曼珠沙華は恋をする 毎週ショートショートnote
曼珠沙華は恋をする 【410字】
ふらふらとこの町にやってきた。それはたぶん帰巣本能のようなものに導かれて。
記憶にない森を毒の香りに任せて進んだ。
脚が、腹が、身体中が悲鳴を上げ、やがて開けたところに出ると、ついに倒れ込んだ。
どうしてここなのだろう。僕の思考も行動も夢の中までも、振り払っても何もかもがここに収束していく。
湿った土の匂いに目を開けると、やわらかい地面からいくつもの赤い花火が開いていた。なにかを祝うように、呪うように。

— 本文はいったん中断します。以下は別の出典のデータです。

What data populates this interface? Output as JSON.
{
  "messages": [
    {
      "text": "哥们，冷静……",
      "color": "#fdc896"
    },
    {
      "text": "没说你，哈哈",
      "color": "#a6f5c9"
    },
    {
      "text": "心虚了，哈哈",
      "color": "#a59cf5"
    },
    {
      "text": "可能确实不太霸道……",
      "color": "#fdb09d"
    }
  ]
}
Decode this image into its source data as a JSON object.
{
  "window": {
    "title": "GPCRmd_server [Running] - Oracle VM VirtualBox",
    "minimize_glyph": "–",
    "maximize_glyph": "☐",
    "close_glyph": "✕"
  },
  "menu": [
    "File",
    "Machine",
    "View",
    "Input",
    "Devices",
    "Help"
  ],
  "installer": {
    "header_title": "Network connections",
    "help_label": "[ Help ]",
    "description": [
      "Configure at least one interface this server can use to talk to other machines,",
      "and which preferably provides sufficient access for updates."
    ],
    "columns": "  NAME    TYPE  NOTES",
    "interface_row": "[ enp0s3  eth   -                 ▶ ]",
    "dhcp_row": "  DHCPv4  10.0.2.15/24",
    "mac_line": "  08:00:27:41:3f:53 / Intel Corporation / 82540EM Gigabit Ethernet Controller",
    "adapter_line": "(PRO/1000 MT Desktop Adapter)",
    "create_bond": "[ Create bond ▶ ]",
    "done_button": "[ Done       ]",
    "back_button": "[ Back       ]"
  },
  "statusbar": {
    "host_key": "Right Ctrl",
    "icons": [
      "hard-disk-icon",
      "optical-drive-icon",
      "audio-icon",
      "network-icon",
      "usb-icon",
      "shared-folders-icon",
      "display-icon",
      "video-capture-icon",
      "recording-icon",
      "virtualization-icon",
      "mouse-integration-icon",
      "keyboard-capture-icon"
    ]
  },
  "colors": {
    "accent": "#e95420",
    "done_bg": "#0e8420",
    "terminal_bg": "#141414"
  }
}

一年前、あの時は僕にもプライドがあった。短絡的だと笑ってくれたらいい。それで僕は満足だ。君を捕まえたのだから。
そもそもどうして君をここに連れてきたのかがわからない。それはもう定められていたとしか言いようがない。
僕はもうきっとここから離れられない。四六時中、横たわった君を思い描いていた。
無数に開いた満面の花火が僕をここに呼んだのだ。僕をここに埋めるために。
君を祝福する曼珠沙華は僕を呪う。血の色の言葉を花火にして僕を祟る。